How do you work with the community? It depends on what the need is. Right now, we give out groceries, assisting over 100 people every week by partnering with a local church in Pinellas County. But everyone is different. You have to gauge what the individual need is and go from there – what is it you’re facing, what are you in need of? People come to me not knowing about resources, and I try to connect them with supports and opportunities that are available to them. I used to fund things directly from my pocket when people needed help. The grant from the Foundation and Orlando Health Bayfront Hospital have really helped me build out my program and make it sustainable. It’s allowed me to take what I do helping people navigate the system and come up with a process and plan.

How did you use your capacity-building grant funds? The grant allowed me to hire a grant writer and strategic planner who assisted me with creating a five-year plan for the organization. It gave us a roadmap to follow so that we’re not all over the place. We have everything written down now – this is how we market, this is how we serve people, these are our one-year goals, our two-year goals, and so on. Now instead of just saying yes all the time when people come to me, I say, okay, here’s the plan, and I stick to it. It’s given me a lot of clarity and helped me focus on what our organization’s role is. Sometimes when you know people have needs, you just want to help. But you can burn yourself out by going in too many directions. Now we have a plan that we can stick to. We may find we need to go back and update parts of it, but it helps keep us on track.

Tell us about some of your goals: We’ve applied for a few grants to be able to offer rental assistance to women and children. Our end goal is to build transitional housing for women with children who have been affected by homelessness or the judicial system so that they don’t have to go to a shelter. Our goal is to offer them housing while they go through a program that helps them gain stability. We’ve partnered with mental health counselors, GTE Financial, workforce agencies, etc. We’re the middle person or navigator, helping connect peole with the agencies that offer resources.

What keeps you going? Being able to help people. I just encountered a young lady with two kids who had lost her employment doing home health work because her client moved into a facility. She needed rental assistance for a month while she found a new job. She qualified for a program, had documentation, and was going through the system, but ended up getting an eviction because of something that happened with her caseworker.
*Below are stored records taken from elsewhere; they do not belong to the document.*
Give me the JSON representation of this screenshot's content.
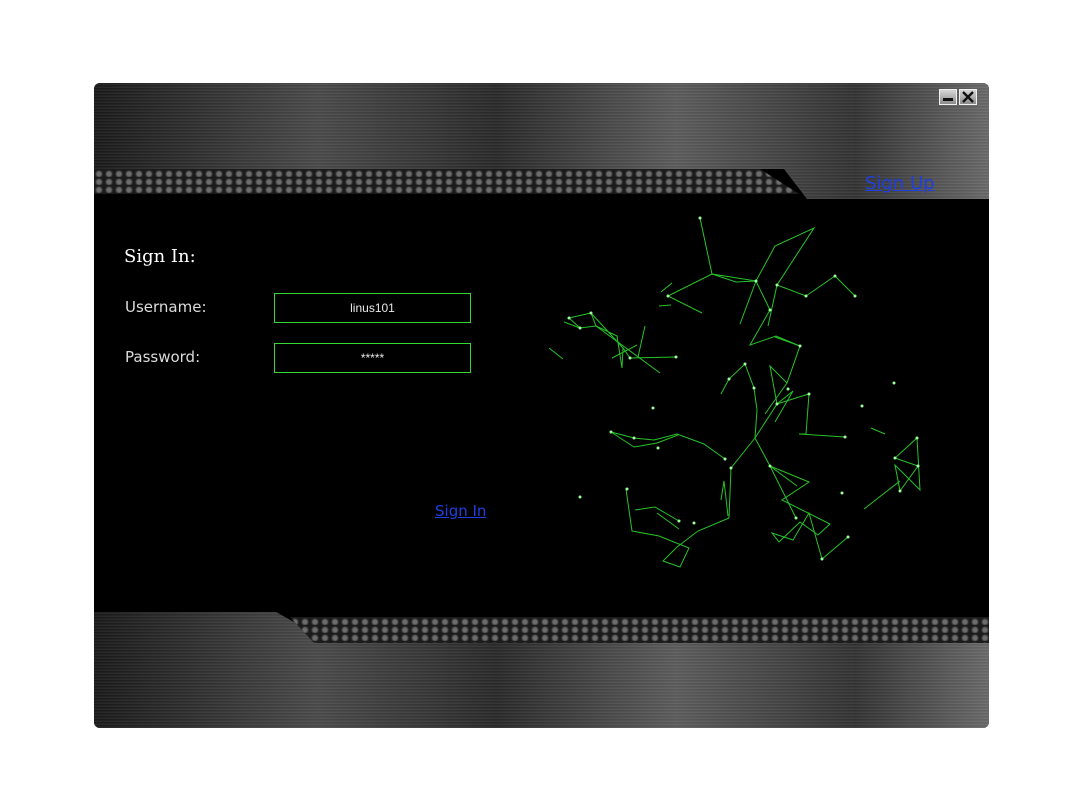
{
  "window": {
    "controls": {
      "minimize_icon": "minimize-icon",
      "close_icon": "close-icon"
    },
    "signup_link": "Sign Up"
  },
  "form": {
    "heading": "Sign In:",
    "username_label": "Username:",
    "username_value": "linus101",
    "password_label": "Password:",
    "password_value": "*****",
    "submit_link": "Sign In"
  },
  "decoration": {
    "network_icon": "network-graph-icon",
    "accent_color": "#2ee62e"
  }
}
I was able to help get her eviction dropped by writing letters on her behalf to the apartment complex director and clerk of the court. I met with the rental assistance program director to advocate on her behalf, as well. Because of our interventions and advocacy, everything ended up working out. In the end, we were able to help her get the rental assistance she needed for a month. She found a new job, and just got her lease renewed. So she’s still in her home instead of being homeless with two kids.

How can people connect with your work or contribute to it? What would be helpful is donations or grants so that we can provide resources for women with children that need assistance. We need grants and donations for building or acquiring housing, which is part of our five-year plan.